La prise de conscience est venue progressivement. Marc savait que le chiffrement de bout en bout protégeait la transmission, mais pas le stockage. Il savait aussi qu'un mot de passe fort ne servait à rien si les clés de déchiffrement étaient stockées dans le même navigateur que ses sessions actives. Le problème n'était pas technique au sens strict — il était structurel.
C'est en cherchant une approche plus cohérente qu'il a découvert EchoSecret. Ce qui l'a intéressé, ce n'était pas une fonctionnalité isolée, mais la philosophie derrière : préparer des secrets, les protéger localement ou via le service, puis définir précisément à qui ils seraient remis, quand et sous quelles conditions. Pas de promesse de sécurité absolue — juste un cadre rigoureux pour réduire les points de défaillance.
Marc a commencé par structurer ses contacts sources en plusieurs niveaux.
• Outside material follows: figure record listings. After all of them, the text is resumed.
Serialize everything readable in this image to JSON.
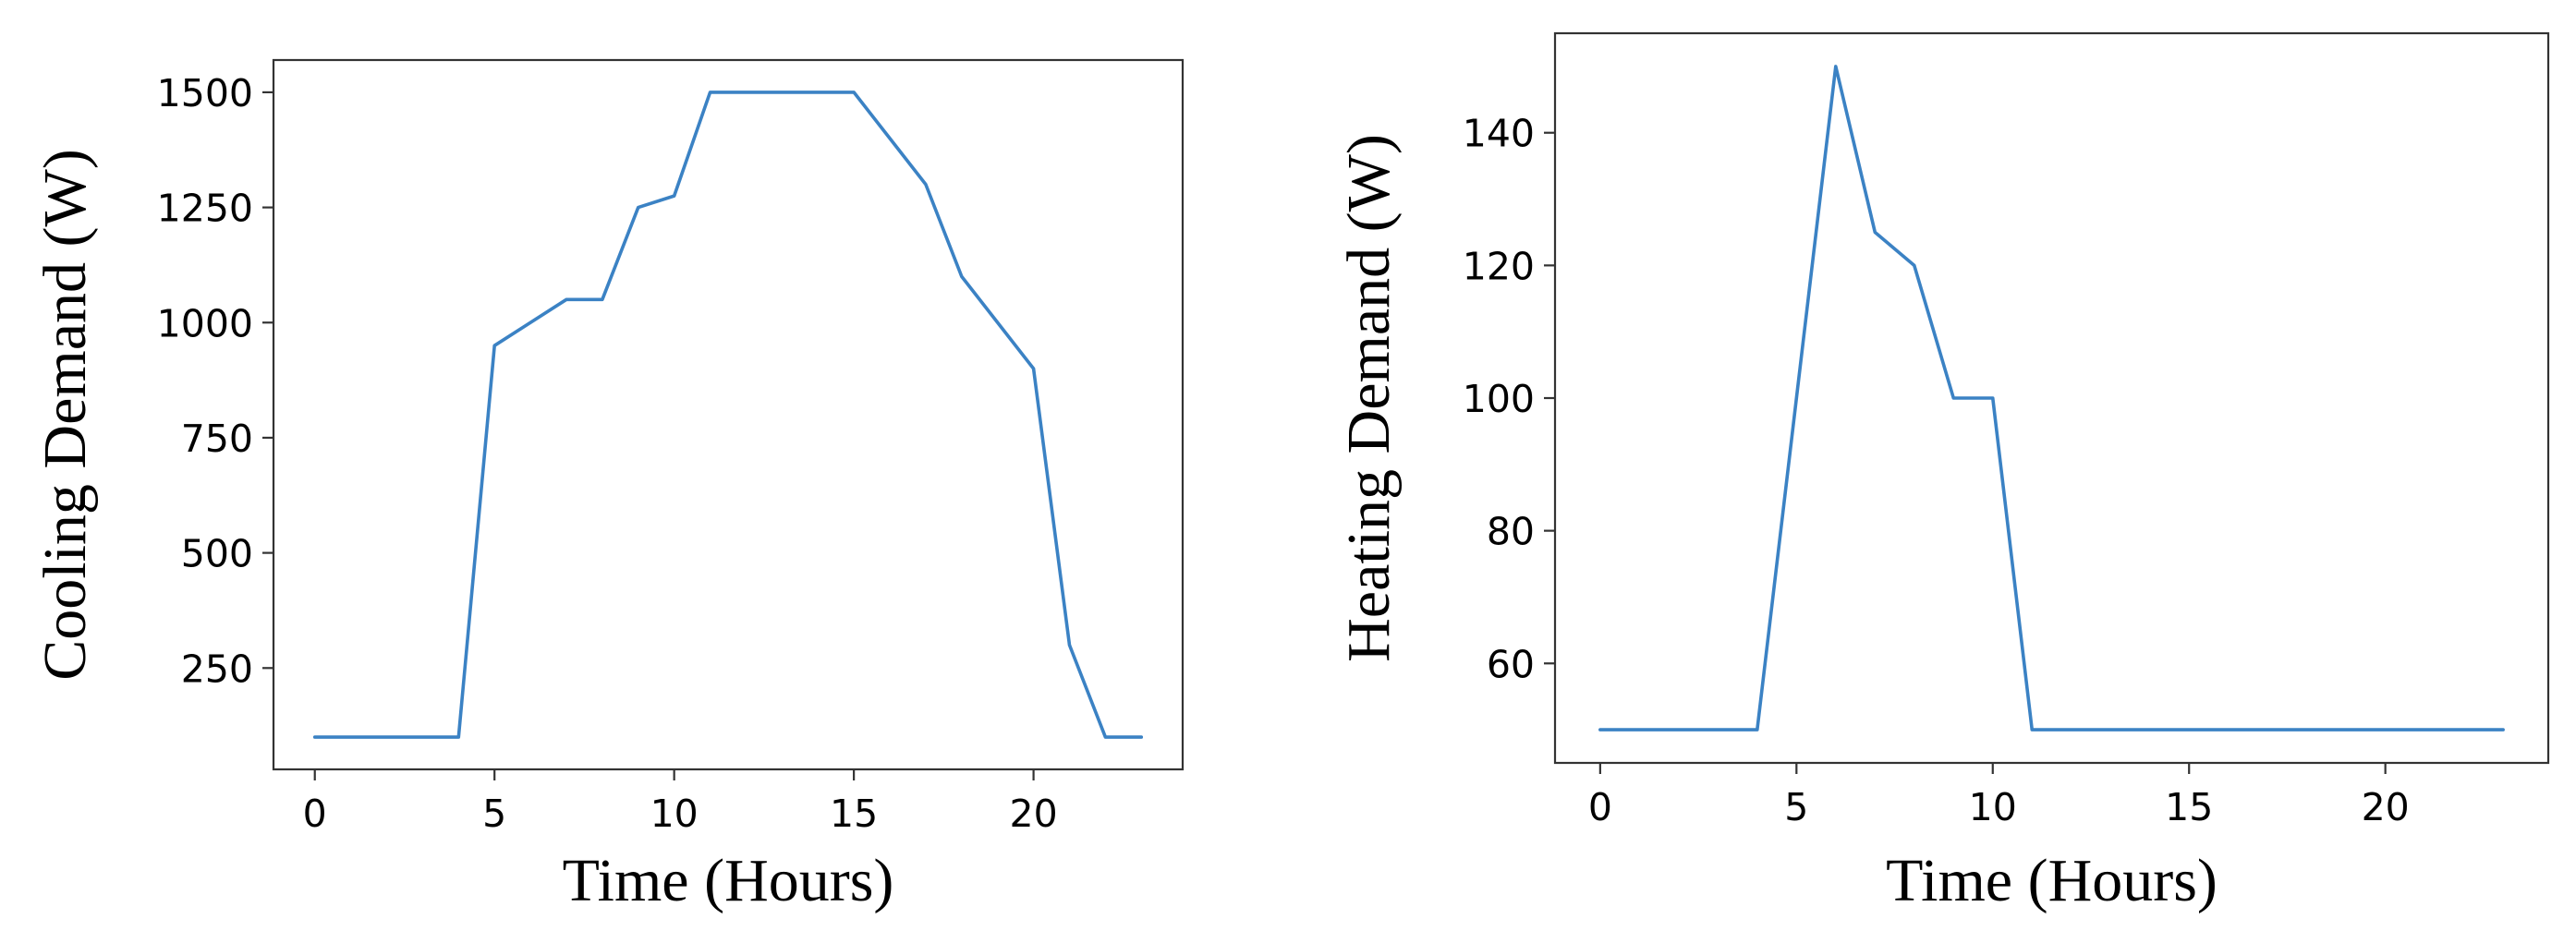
{
  "chart_data": [
    {
      "type": "line",
      "title": "",
      "xlabel": "Time (Hours)",
      "ylabel": "Cooling Demand (W)",
      "xlim": [
        -1.15,
        24.15
      ],
      "ylim": [
        30,
        1570
      ],
      "xticks": [
        0,
        5,
        10,
        15,
        20
      ],
      "yticks": [
        250,
        500,
        750,
        1000,
        1250,
        1500
      ],
      "grid": false,
      "legend": "none",
      "series": [
        {
          "color": "#3b82c4",
          "x": [
            0,
            1,
            2,
            3,
            4,
            5,
            6,
            7,
            8,
            9,
            10,
            11,
            12,
            13,
            14,
            15,
            16,
            17,
            18,
            19,
            20,
            21,
            22,
            23
          ],
          "y": [
            100,
            100,
            100,
            100,
            100,
            950,
            1000,
            1050,
            1050,
            1250,
            1275,
            1500,
            1500,
            1500,
            1500,
            1500,
            1400,
            1300,
            1100,
            1000,
            900,
            300,
            100,
            100
          ]
        }
      ]
    },
    {
      "type": "line",
      "title": "",
      "xlabel": "Time (Hours)",
      "ylabel": "Heating Demand (W)",
      "xlim": [
        -1.15,
        24.15
      ],
      "ylim": [
        45,
        155
      ],
      "xticks": [
        0,
        5,
        10,
        15,
        20
      ],
      "yticks": [
        60,
        80,
        100,
        120,
        140
      ],
      "grid": false,
      "legend": "none",
      "series": [
        {
          "color": "#3b82c4",
          "x": [
            0,
            1,
            2,
            3,
            4,
            5,
            6,
            7,
            8,
            9,
            10,
            11,
            12,
            13,
            14,
            15,
            16,
            17,
            18,
            19,
            20,
            21,
            22,
            23
          ],
          "y": [
            50,
            50,
            50,
            50,
            50,
            100,
            150,
            125,
            120,
            100,
            100,
            50,
            50,
            50,
            50,
            50,
            50,
            50,
            50,
            50,
            50,
            50,
            50,
            50
          ]
        }
      ]
    }
  ]
}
Chaque entrée contenait les informations essentielles : pseudonyme, canal de communication sécurisé, date du premier contact, type d'information fournie et niveau de sensibilité. Ces données étaient chiffrées localement avant d'être stockées. Le chiffrement n'était pas une option — c'était la règle par défaut.
Ensuite, il a configuré des règles de remise conditionnelle. Si Marc ne confirmait pas sa sécurité tous les trois mois, un message préenregistré contenant les instructions de contact était automatiquement envoyé à son éditeur et à un avocat désigné. Ce mécanisme s'appuyait sur un principe de preuve de vie périodique, similaire aux systèmes de garde de testament numérique que certains notaires commençaient à proposer.
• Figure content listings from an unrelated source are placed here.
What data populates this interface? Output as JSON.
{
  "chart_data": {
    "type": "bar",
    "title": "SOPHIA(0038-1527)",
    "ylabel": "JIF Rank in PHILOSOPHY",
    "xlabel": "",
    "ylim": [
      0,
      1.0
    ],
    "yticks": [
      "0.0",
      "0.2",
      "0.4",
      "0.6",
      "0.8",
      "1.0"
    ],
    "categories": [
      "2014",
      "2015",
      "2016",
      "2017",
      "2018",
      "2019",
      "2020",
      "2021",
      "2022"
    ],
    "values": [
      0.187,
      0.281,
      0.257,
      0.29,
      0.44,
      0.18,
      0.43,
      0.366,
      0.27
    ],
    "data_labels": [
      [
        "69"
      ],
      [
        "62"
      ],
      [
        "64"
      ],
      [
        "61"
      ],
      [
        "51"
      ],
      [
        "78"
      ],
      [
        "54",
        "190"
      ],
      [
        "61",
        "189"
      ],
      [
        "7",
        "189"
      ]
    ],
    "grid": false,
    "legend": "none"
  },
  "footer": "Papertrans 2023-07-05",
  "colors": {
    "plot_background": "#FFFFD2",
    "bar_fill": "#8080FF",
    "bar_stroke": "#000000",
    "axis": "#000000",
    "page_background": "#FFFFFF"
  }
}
Pour les situations d'urgence absolue — arrestation, disparition soudaine — Marc a utilisé le partage secret de type Shamir. Son accès critique était divisé en trois fragments répartis entre son éditeur, son avocat et un confrère de confiance. Aucun seul individu ne pouvait récupérer l'accès complet sans au moins deux des trois parties. C'était une mesure extrême qu'il espérait ne jamais utiliser, mais qui lui donnait la tranquillité d'esprit nécessaire pour continuer son travail en connaissance de cause.
Le système a été testé six mois plus tard, lors d'une perquisition inattendue chez un collaborateur. Les données étaient chiffrées localement sur un appareil dédié, les clés n'étaient accessibles qu'après authentification multi-facteurs et le délai de remise conditionnelle n'avait pas été déclenché car Marc avait confirmé sa sécurité la semaine précédente. L'incident s'est soldé par la saisie d'un matériel non critique — exactement ce qui aurait dû se passer selon les prévisions de Marc.
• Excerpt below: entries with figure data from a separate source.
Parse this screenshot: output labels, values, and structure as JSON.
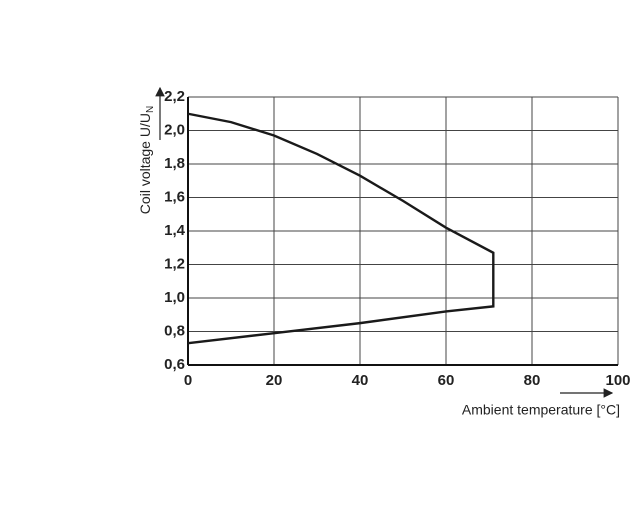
{
  "chart_data": {
    "type": "line",
    "xlabel": "Ambient temperature [°C]",
    "ylabel": {
      "text": "Coil voltage U/U",
      "subscript": "N"
    },
    "series": [
      {
        "color": "#1a1a1a",
        "x": [
          0,
          10,
          20,
          30,
          40,
          50,
          60,
          71,
          71,
          60,
          40,
          20,
          0
        ],
        "values": [
          2.1,
          2.05,
          1.97,
          1.86,
          1.73,
          1.58,
          1.42,
          1.27,
          0.95,
          0.92,
          0.85,
          0.79,
          0.73
        ]
      }
    ],
    "xlim": [
      0,
      100
    ],
    "xticks": [
      0,
      20,
      40,
      60,
      80,
      100
    ],
    "ylim": [
      0.6,
      2.2
    ],
    "yticks": [
      {
        "value": 0.6,
        "label": "0,6"
      },
      {
        "value": 0.8,
        "label": "0,8"
      },
      {
        "value": 1.0,
        "label": "1,0"
      },
      {
        "value": 1.2,
        "label": "1,2"
      },
      {
        "value": 1.4,
        "label": "1,4"
      },
      {
        "value": 1.6,
        "label": "1,6"
      },
      {
        "value": 1.8,
        "label": "1,8"
      },
      {
        "value": 2.0,
        "label": "2,0"
      },
      {
        "value": 2.2,
        "label": "2,2"
      }
    ],
    "grid": true
  }
}
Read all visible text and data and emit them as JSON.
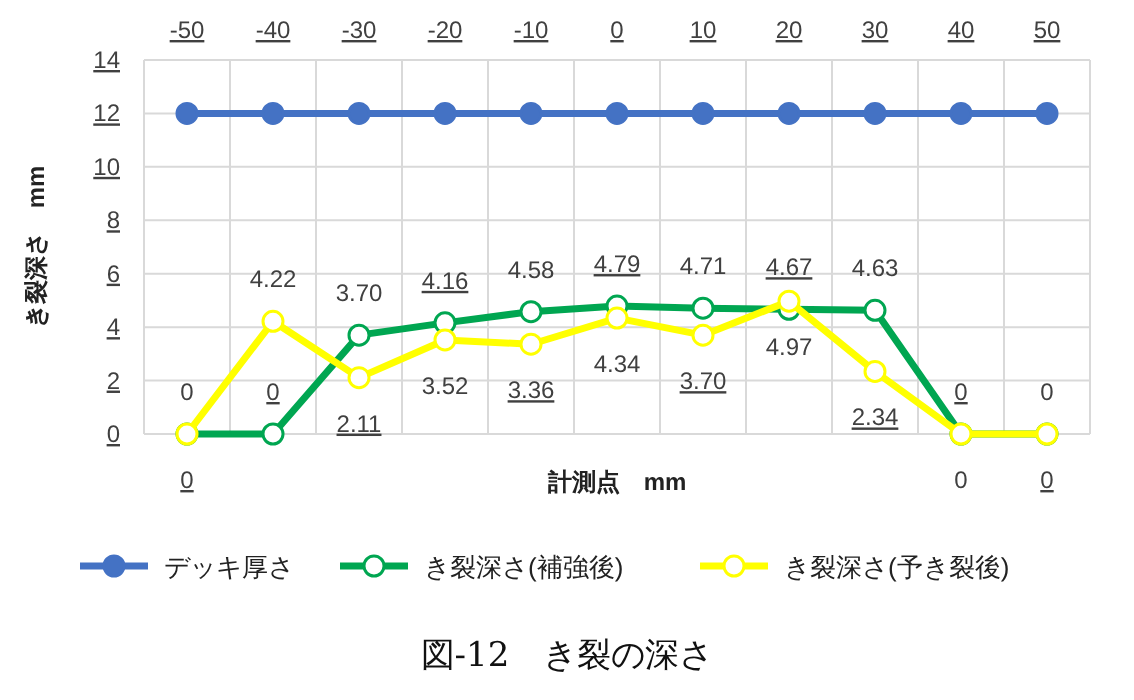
{
  "chart_data": {
    "type": "line",
    "title": "図-12　き裂の深さ",
    "xlabel": "計測点　mm",
    "ylabel": "き裂深さ　mm",
    "categories": [
      "-50",
      "-40",
      "-30",
      "-20",
      "-10",
      "0",
      "10",
      "20",
      "30",
      "40",
      "50"
    ],
    "ylim": [
      0,
      14
    ],
    "yticks": [
      0,
      2,
      4,
      6,
      8,
      10,
      12,
      14
    ],
    "grid": true,
    "legend": "bottom",
    "marker": "circle",
    "line_style": "solid",
    "series": [
      {
        "name": "デッキ厚さ",
        "color": "#4472c4",
        "values": [
          12,
          12,
          12,
          12,
          12,
          12,
          12,
          12,
          12,
          12,
          12
        ]
      },
      {
        "name": "き裂深さ(補強後)",
        "color": "#00a651",
        "values": [
          0,
          0,
          3.7,
          4.16,
          4.58,
          4.79,
          4.71,
          4.67,
          4.63,
          0,
          0
        ],
        "value_labels": [
          "0",
          "0",
          "3.70",
          "4.16",
          "4.58",
          "4.79",
          "4.71",
          "4.67",
          "4.63",
          "0",
          "0"
        ]
      },
      {
        "name": "き裂深さ(予き裂後)",
        "color": "#ffff00",
        "values": [
          0,
          4.22,
          2.11,
          3.52,
          3.36,
          4.34,
          3.7,
          4.97,
          2.34,
          0,
          0
        ],
        "value_labels": [
          "0",
          "4.22",
          "2.11",
          "3.52",
          "3.36",
          "4.34",
          "3.70",
          "4.97",
          "2.34",
          "0",
          "0"
        ]
      }
    ]
  }
}
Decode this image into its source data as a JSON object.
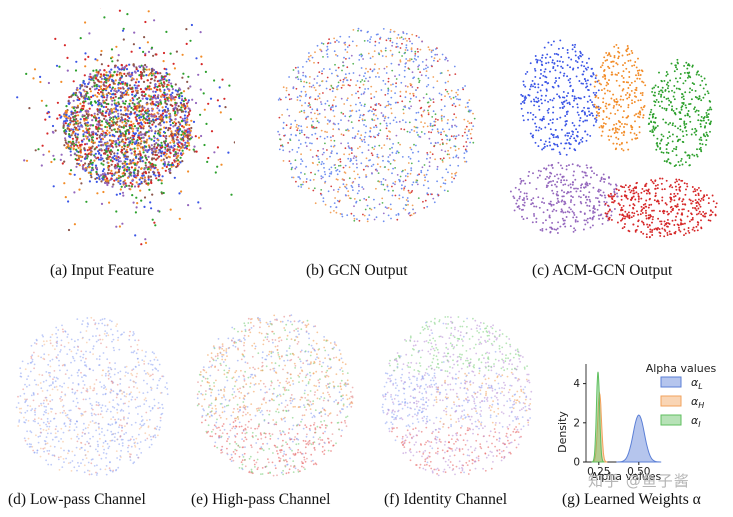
{
  "panels": {
    "a": {
      "caption": "(a)  Input Feature"
    },
    "b": {
      "caption": "(b) GCN Output"
    },
    "c": {
      "caption": "(c) ACM-GCN Output"
    },
    "d": {
      "caption": "(d) Low-pass Channel"
    },
    "e": {
      "caption": "(e) High-pass Channel"
    },
    "f": {
      "caption": "(f) Identity Channel"
    },
    "g": {
      "caption": "(g) Learned Weights α"
    }
  },
  "class_colors": [
    "#3a55e6",
    "#f28c28",
    "#2ca02c",
    "#d62728",
    "#9467bd",
    "#8c564b"
  ],
  "chart_data": {
    "type": "area",
    "xlabel": "Alpha values",
    "ylabel": "Density",
    "xticks": [
      "0.25",
      "0.50"
    ],
    "yticks": [
      "0",
      "2",
      "4"
    ],
    "xlim": [
      0.17,
      0.62
    ],
    "ylim": [
      0,
      5
    ],
    "legend_title": "Alpha values",
    "legend_placement": "top-right",
    "series": [
      {
        "name": "αL",
        "sub": "L",
        "color": "#5b7fd6",
        "peak_x": 0.5,
        "peak_y": 2.4,
        "width": 0.035
      },
      {
        "name": "αH",
        "sub": "H",
        "color": "#f2a25c",
        "peak_x": 0.255,
        "peak_y": 3.5,
        "width": 0.012
      },
      {
        "name": "αI",
        "sub": "I",
        "color": "#5fbf5f",
        "peak_x": 0.245,
        "peak_y": 4.6,
        "width": 0.01
      }
    ]
  },
  "watermark": "知乎 @鱼子酱"
}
Ce qui distingue cette approche, c'est qu'elle ne repose pas sur la confiance en une seule technologie ou un seul prestataire. Elle combine chiffrement local, publication conditionnelle dans le temps et répartition des accès pour créer un filet de sécurité multicouche. Chaque couche compense les faiblesses potentielles des autres.
Pour les journalistes indépendants qui n'ont pas les ressources d'un grand média, cette méthodologie est accessible. Elle ne nécessite pas de compétences cryptographiques avancées — juste une discipline de travail et la volonté de penser à l'avance ce qu'on préfère éviter de subir.
La protection des sources n'est pas un gadget technique. C'est un engagement éthique qui mérite les mêmes soins que le travail journalistique lui-même. Et comme tout bon travail, il se prépare avant qu'il ne soit trop tard.